Após o atentado do grupo alemão Letzte Generation a uma obra do impressionista francês Claude Monet, no Museu Barberini de Potsdam, em 23 de outubro, a porta-voz Aimée von Baalen defendeu a ação, explanando a lógica que segue sua organização.
“Monet amava a natureza e capturou sua beleza única e frágil em suas obras. Como é possível que tantos tenham mais medo que uma dessas imagens da realidade seja danificada do que da destruição de nosso próprio mundo, cuja magia Monet tanto admirava?” E acrescentou: “Não haverá mais tempo para admirar a arte quando estivermos lutando por comida e água!”
Resposta histórica à iconoclastia revolucionária
Mário Antas também chamou a atenção para a necessidade de uma “educação patrimonial” da sociedade, numa “via profilática e pedagógica que se pode fazer todos os dias, a começar nas escolas, com a consciencialização da importância do património único existente em Portugal”.

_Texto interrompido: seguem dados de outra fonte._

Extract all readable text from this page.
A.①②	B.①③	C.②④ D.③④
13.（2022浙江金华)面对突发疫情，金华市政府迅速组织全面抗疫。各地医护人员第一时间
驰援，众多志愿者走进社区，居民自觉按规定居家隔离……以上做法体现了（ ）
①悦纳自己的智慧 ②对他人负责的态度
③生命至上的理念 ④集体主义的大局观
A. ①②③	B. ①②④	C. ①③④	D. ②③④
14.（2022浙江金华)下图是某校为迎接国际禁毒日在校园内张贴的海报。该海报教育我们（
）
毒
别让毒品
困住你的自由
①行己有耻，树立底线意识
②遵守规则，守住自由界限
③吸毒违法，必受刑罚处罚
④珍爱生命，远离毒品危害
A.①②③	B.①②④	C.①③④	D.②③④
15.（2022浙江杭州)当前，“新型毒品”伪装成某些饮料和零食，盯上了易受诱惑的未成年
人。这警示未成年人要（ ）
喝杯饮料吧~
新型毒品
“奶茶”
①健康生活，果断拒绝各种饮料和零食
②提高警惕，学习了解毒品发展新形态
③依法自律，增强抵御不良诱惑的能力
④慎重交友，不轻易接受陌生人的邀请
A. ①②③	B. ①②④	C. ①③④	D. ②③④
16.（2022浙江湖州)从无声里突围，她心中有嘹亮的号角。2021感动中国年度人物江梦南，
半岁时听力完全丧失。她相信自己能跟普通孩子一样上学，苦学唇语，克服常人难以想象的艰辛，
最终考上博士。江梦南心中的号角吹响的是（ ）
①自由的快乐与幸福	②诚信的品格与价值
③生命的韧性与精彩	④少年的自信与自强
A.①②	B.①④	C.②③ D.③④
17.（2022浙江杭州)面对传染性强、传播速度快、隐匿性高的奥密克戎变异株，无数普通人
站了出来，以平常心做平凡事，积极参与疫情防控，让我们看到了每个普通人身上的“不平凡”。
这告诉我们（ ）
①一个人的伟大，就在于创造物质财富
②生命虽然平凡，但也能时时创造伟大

Os receios do diretor do Museu dos Coches são partilhados por seu colega do Museu Nacional de Arte Antiga, Joaquim Caetano: “É óbvio que a situação é preocupante para todos os museus, e estamos a tomar medidas para tentar que não aconteça nada”, comentou, especificando que o reforço tem sido feito “com empresas de vigilância, em princípio, mais preparadas para responder a casos destes”.
O historiador de arte recordou que “uma das razões por que os museus nacionais foram criados a seguir à Revolução Francesa [em 1789] foi precisamente para responder à iconoclastia revolucionária, que, na altura, atingiu um grande peso sobretudo pela ligação da arte à riqueza do antigo regime e à propaganda real”.
O retirar dessas peças dos espaços reais e nobres para a criação dos grandes museus nacionais “foi uma resposta no sentido de retirar a carga propagandística que grande parte da riqueza artística tinha, e transformá-la numa propriedade coletiva dos cidadãos”, lembrou o diretor do Museu Nacional de Arte Antiga.
“Houve uma descontextualização do caráter de propaganda da arte, e a sua transformação num mecanismo de identidade da própria democracia nascente. É nesse sentido que as obras de arte estão nos museus. Quando essa iconoclastia entra nos museus, quer dizer que se está a pôr em causa a própria natureza democrática destas instituições, e isso parece-me um pouco despropositado como modus operandi”, sustentou Caetano.